The Death of the Old Year
Full knee-deep lies the winter snow,
And the winter winds are wearily sighing:
Toll ye the church bell sad and slow,
And tread softly and speak low,
For the old year lies a-dying.
Old year you must not die;
You came to us so readily,
You lived with us so steadily,
Old year, you shall not die.
He lieth still: he doth not move:
He will not see the dawn of day.
He hath no other life above.
He gave me a friend and a true truelove
And the New-year will take ’em away.
Old year you must not go;
So long you have been with us,
Such joy as you have seen with us,
Old year, you shall not go.
He froth’d his bumpers to the brim;
A jollier year we shall not see.
But tho’ his eyes are waxing dim,
And tho’ his foes speak ill of him,
He was a friend to me.
Old year, you shall not die;
We did so laugh and cry with you,
I’ve half a mind to die with you,
Old year, if you must die.
He was full of joke and jest,
But all his merry quips are o’er.
To see him die across the waste
His son and heir doth ride post-haste,
But he’ll be dead before.
Every one for his own.
The night is starry and cold, my friend,
And the New-year blithe and bold, my friend,
Comes up to take his own.
How hard he breathes! over the snow
I heard just now the crowing cock.
The shadows flicker to and fro:
The cricket chirps: the light burns low:
’Tis nearly twelve o’clock.
Shake hands, before you die.
Old year, we’ll dearly rue for you:
What is it we can do for you?
Speak out before you die.
His face is growing sharp and thin.
Alack! our friend is gone,
Close up his eyes: tie up his chin:
Step from the corpse, and let him in
That standeth there alone,
And waiteth at the door.
There’s a new foot on the floor, my friend,
And a new face at the door, my friend,
A new face at the door.
This poem is in the public domain.
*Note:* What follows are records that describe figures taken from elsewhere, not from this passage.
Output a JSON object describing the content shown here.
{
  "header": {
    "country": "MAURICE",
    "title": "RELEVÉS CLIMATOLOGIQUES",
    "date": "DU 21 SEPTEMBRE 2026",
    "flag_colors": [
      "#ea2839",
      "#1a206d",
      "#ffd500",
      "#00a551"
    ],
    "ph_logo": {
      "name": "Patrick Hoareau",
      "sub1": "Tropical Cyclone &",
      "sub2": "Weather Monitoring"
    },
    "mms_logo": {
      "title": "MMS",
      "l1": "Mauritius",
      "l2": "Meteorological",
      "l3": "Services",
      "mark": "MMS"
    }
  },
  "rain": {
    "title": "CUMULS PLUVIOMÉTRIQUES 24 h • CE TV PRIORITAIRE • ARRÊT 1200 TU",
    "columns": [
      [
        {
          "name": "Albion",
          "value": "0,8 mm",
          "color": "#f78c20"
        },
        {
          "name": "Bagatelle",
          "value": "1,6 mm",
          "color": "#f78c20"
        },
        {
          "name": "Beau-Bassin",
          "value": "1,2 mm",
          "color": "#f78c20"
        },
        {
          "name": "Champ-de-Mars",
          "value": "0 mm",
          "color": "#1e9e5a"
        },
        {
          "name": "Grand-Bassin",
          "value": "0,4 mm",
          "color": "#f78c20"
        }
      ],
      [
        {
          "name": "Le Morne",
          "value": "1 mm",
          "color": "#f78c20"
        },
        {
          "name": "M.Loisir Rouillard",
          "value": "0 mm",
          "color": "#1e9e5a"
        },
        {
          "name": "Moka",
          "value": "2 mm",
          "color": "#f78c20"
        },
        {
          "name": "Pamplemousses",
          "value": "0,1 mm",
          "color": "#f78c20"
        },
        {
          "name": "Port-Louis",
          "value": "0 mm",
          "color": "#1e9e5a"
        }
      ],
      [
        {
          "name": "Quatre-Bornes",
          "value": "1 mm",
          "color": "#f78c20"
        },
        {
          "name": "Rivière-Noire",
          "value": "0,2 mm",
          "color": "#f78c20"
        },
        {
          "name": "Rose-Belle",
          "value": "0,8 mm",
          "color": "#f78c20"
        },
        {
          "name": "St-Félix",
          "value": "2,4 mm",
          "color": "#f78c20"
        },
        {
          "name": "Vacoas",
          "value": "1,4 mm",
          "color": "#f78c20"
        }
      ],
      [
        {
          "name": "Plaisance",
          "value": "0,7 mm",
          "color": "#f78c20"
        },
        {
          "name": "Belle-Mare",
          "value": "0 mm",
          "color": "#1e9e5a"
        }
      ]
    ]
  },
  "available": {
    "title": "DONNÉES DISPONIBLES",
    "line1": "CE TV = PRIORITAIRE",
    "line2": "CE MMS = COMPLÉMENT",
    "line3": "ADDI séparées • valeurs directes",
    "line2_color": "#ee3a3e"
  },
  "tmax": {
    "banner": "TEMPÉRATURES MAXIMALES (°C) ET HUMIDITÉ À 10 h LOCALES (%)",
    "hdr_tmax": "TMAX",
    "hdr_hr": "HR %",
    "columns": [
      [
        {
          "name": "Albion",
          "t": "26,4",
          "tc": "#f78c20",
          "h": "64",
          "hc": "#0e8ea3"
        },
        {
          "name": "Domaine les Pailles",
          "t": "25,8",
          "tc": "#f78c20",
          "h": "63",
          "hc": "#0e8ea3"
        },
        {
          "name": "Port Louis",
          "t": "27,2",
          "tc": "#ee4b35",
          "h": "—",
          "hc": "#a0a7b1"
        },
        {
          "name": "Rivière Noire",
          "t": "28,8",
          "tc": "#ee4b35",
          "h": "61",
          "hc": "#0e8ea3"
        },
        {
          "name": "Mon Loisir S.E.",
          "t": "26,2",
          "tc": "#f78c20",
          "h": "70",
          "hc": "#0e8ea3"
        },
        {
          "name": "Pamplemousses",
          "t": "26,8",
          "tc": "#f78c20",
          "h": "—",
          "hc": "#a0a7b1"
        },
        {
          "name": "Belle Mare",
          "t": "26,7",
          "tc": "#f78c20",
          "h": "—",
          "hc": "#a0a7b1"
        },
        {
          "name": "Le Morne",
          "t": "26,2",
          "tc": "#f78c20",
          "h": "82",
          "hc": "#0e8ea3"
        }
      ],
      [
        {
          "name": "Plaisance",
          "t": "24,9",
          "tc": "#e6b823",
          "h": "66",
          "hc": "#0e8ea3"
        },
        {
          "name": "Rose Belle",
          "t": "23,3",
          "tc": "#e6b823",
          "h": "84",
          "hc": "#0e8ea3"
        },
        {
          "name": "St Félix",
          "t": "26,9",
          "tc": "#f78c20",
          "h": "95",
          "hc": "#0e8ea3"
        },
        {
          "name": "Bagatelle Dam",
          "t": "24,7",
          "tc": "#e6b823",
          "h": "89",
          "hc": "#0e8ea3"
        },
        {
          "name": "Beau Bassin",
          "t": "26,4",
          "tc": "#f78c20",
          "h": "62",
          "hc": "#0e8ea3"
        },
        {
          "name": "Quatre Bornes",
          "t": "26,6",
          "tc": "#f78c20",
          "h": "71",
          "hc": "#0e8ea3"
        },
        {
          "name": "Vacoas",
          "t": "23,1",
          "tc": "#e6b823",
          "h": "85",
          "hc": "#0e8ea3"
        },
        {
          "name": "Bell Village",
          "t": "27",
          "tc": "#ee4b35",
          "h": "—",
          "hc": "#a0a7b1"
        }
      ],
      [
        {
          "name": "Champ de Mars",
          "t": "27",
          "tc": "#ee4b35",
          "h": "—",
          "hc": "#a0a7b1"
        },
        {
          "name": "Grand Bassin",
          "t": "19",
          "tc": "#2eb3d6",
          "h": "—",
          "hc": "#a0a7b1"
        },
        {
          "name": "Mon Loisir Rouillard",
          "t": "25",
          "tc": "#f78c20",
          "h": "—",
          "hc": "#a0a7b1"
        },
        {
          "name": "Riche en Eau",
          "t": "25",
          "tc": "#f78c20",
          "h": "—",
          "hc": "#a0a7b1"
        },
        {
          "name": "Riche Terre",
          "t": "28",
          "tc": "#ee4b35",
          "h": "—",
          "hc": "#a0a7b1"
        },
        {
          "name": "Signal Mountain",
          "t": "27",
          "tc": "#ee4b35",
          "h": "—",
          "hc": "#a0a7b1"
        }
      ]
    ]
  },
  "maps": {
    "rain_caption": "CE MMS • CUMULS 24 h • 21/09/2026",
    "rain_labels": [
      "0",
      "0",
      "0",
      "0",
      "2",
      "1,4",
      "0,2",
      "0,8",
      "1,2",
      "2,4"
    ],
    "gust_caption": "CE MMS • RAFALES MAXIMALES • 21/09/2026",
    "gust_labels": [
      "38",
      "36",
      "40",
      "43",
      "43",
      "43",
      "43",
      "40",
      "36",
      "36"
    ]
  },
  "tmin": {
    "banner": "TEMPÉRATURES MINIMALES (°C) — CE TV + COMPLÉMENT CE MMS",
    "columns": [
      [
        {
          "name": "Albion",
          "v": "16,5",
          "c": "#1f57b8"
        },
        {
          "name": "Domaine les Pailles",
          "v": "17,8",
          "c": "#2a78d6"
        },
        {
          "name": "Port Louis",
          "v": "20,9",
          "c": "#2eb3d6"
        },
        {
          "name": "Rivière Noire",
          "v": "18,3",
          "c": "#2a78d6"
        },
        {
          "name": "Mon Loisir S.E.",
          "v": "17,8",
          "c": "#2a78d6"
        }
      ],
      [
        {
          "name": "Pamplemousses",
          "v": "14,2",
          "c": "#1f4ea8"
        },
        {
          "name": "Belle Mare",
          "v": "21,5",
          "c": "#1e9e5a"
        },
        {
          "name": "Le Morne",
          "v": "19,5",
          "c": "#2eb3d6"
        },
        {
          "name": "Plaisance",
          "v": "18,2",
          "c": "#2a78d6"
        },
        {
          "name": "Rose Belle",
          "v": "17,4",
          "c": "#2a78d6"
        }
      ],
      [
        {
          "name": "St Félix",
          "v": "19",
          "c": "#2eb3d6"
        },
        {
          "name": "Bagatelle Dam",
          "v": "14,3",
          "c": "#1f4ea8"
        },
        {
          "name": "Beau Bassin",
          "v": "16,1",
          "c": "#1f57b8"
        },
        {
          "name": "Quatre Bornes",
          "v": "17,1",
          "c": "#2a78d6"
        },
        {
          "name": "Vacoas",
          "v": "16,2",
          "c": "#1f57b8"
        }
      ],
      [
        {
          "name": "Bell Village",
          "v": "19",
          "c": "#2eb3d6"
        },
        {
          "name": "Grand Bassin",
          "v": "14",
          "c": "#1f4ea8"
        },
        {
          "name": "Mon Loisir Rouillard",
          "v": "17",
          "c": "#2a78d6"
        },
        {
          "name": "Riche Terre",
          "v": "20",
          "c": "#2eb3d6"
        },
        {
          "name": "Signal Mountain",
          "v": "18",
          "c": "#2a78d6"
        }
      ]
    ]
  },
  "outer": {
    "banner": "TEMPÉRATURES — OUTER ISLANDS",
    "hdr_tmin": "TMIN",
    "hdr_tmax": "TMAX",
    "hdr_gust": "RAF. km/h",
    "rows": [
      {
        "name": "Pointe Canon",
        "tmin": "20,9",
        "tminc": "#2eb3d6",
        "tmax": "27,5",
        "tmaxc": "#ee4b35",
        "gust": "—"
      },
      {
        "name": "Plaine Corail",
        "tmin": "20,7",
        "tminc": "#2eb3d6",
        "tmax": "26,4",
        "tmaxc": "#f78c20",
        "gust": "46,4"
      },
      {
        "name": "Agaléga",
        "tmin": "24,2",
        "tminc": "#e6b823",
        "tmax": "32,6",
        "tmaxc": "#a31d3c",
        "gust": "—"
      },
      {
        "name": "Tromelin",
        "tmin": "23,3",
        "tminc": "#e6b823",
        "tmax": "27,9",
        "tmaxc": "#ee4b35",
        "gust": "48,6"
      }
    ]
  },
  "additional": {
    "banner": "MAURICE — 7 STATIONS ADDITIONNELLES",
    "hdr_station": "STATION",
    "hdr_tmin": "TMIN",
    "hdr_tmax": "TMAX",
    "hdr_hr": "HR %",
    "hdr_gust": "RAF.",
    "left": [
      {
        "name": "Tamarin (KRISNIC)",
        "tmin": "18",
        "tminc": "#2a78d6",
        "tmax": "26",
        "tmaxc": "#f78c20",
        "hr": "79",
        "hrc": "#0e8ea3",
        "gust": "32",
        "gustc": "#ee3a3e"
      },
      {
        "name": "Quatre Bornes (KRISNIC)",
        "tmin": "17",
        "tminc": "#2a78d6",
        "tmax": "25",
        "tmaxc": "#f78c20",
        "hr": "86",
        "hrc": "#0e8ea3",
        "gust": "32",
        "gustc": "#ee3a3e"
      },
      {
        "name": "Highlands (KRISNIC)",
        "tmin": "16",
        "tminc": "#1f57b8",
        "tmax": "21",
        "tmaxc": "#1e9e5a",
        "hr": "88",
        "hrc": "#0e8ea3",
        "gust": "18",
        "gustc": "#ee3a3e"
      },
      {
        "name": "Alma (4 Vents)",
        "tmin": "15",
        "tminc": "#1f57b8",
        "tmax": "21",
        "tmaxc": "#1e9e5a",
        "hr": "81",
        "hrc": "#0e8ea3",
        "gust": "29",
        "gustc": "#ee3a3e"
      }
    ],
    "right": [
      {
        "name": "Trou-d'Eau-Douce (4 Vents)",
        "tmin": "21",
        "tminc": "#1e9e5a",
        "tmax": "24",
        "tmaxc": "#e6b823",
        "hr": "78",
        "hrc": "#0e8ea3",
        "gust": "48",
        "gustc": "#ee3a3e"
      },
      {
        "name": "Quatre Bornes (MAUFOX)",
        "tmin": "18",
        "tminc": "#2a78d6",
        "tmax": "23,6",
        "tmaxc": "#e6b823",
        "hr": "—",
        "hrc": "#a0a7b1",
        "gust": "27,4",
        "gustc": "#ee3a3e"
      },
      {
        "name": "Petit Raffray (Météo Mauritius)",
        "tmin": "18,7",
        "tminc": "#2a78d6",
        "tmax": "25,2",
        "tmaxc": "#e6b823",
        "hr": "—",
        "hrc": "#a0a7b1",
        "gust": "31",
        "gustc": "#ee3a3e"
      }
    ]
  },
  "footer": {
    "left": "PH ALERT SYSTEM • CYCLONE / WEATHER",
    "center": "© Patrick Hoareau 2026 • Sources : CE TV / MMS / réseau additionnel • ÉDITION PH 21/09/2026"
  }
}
Published in Poem-a-Day on December 31, 2022, by the Academy of American Poets
“The Death of the Old Year” was first published in Alfred, Lord Tennyson’s second collection, titled Poems (Edward Moxon, 1833). “The Death of the Old Year,” considered by some to be a spiritual predecessor to section CVI of Tennyson’s “In Memoriam A. H. H.,” was popular among many of Tennyson’s contemporaries, including Ralph Waldo Emerson, who recorded in his private journal that the poem was his favorite from the collection. The poem’s popularity was even such that it led to accusations of plagiarism against similar poems: Edgar Allan Poe, in a trenchant review of Henry Wadsworth Longfellow’s collection Voices of the Night (John Owen, 1839), published in Burton’s Gentleman’s Magazine vol. 6, no. 102 (February, 1840), wrote that Longfellow’s poem “Midnight Mass for the Dying Year” was an act of plagiarism “too palpable to be mistaken; and which belongs to the most barbarous class of literary robbery; that class in which, while the words of the wronged author are avoided, his most intangible, and therefore his least defensible and least reclaimable property, is purloined.” As John Olin Eidson, former professor of American literature and president of Georgia Southern College, reports in Tennyson in America: His Reputation and Influence from 1827 to 1858 (The University of Georgia Press, 1943), “When Longfellow heard of the accusation, he wrote, ‘I did not even know that he [Tennyson] had written a piece on this subject.’ Longfellow, however, had owned in 1837 a copy of Tennyson’s 1833 volume containing the poem.”